Bank Directors Turn to Wiley for Amicus Brief Urging Supreme Court Review of Banking Regulation Case
Washington, DC – Wiley Rein LLP filed an amicus brief in the U.S. Supreme Court on behalf of the American Association of Bank Directors in a case involving important questions of administrative law and agency overreach. The brief supports the petition for certiorari filed in Calcutt v. FDIC, Case No. 22-714, urging the Supreme Court to review a June 2022 decision from the U.S. Court of Appeals for the Sixth Circuit.
The decision sustained sanctions– a lifetime ban from the banking industry and $125,000 in civil money penalties – imposed by the Federal Deposit Insurance Corporation (FDIC) against the petitioner, who was a director of a community bank in Michigan. The FDIC questioned certain business decisions the executive made while navigating his bank through the Great Recession. But as a dissent to the Sixth Circuit ruling pointed out, the FDIC’s process was “riddled with … error.”
The Sixth Circuit majority recognized many of these errors as well, but instead of remanding to the FDIC to determine whether its sanctions were warranted under a correct view of the law, the court “attempted to rescue the agency’s flawed reasoning by supplying its own rationales for the agency’s result,” Wiley attorneys explained in the amicus brief. They said the Sixth Circuit’s decision “flagrantly” violates the Supreme Court’s Chenery doctrine, which requires courts to judge the propriety of agency action solely by the grounds invoked by the agency.

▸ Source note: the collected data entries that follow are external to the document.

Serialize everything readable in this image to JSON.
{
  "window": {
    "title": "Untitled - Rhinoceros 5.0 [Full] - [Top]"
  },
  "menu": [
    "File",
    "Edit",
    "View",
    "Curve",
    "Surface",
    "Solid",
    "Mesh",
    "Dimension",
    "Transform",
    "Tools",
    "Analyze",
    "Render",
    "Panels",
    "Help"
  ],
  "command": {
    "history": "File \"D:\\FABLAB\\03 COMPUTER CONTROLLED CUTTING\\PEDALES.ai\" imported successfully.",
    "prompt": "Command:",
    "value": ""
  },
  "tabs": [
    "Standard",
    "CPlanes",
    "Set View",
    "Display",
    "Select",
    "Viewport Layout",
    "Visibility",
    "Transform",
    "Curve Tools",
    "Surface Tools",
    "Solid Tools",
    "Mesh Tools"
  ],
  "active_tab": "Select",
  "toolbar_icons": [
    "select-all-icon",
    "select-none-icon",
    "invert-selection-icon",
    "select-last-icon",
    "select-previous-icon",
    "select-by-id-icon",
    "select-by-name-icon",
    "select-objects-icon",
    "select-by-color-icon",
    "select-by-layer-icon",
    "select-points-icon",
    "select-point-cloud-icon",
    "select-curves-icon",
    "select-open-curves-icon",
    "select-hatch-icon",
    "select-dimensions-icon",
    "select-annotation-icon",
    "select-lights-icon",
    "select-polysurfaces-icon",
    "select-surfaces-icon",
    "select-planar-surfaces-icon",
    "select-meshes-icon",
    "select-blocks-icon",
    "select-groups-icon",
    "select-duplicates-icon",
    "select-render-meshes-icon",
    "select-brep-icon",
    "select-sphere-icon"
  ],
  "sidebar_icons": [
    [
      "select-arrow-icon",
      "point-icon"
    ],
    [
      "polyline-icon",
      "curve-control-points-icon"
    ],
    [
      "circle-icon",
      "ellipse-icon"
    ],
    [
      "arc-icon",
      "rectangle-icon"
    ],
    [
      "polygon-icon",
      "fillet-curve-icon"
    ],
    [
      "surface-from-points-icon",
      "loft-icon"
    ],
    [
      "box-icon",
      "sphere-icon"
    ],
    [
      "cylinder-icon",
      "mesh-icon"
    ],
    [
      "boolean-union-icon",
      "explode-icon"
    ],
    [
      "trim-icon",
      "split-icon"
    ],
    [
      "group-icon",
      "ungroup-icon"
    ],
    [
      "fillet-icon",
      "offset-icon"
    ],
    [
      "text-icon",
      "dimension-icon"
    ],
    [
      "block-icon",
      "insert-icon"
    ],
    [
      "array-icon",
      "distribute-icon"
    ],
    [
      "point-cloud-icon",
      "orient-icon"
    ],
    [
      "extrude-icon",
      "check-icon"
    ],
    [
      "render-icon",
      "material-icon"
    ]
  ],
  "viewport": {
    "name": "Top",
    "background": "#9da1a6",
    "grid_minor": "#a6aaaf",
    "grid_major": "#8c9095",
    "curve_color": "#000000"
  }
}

Wiley’s recent amicus brief argues that the Sixth Circuit ruling will have “severe adverse consequences” if left undisturbed. The decision, the brief explains, “will send bank directors a clear message: do not risk the government’s wrath with decisions that are designed to maximize shareholder value but could be second guessed years later if the future holds bad luck.”
Wiley cited a “morass of errors” in the agency process and Sixth Circuit decision that harms “all bank directors by chilling and deterring their exercise of reasonable business judgment.”
The amicus brief was authored by Wiley partner Thomas M. Johnson, Jr., co-chair of the firm’s Issues and Appeals Practice; special counsel Michael J. Showalter; and associate William Turner. Johnson serves as Counsel of Record for the American Association of Bank Directors as amicus in this case.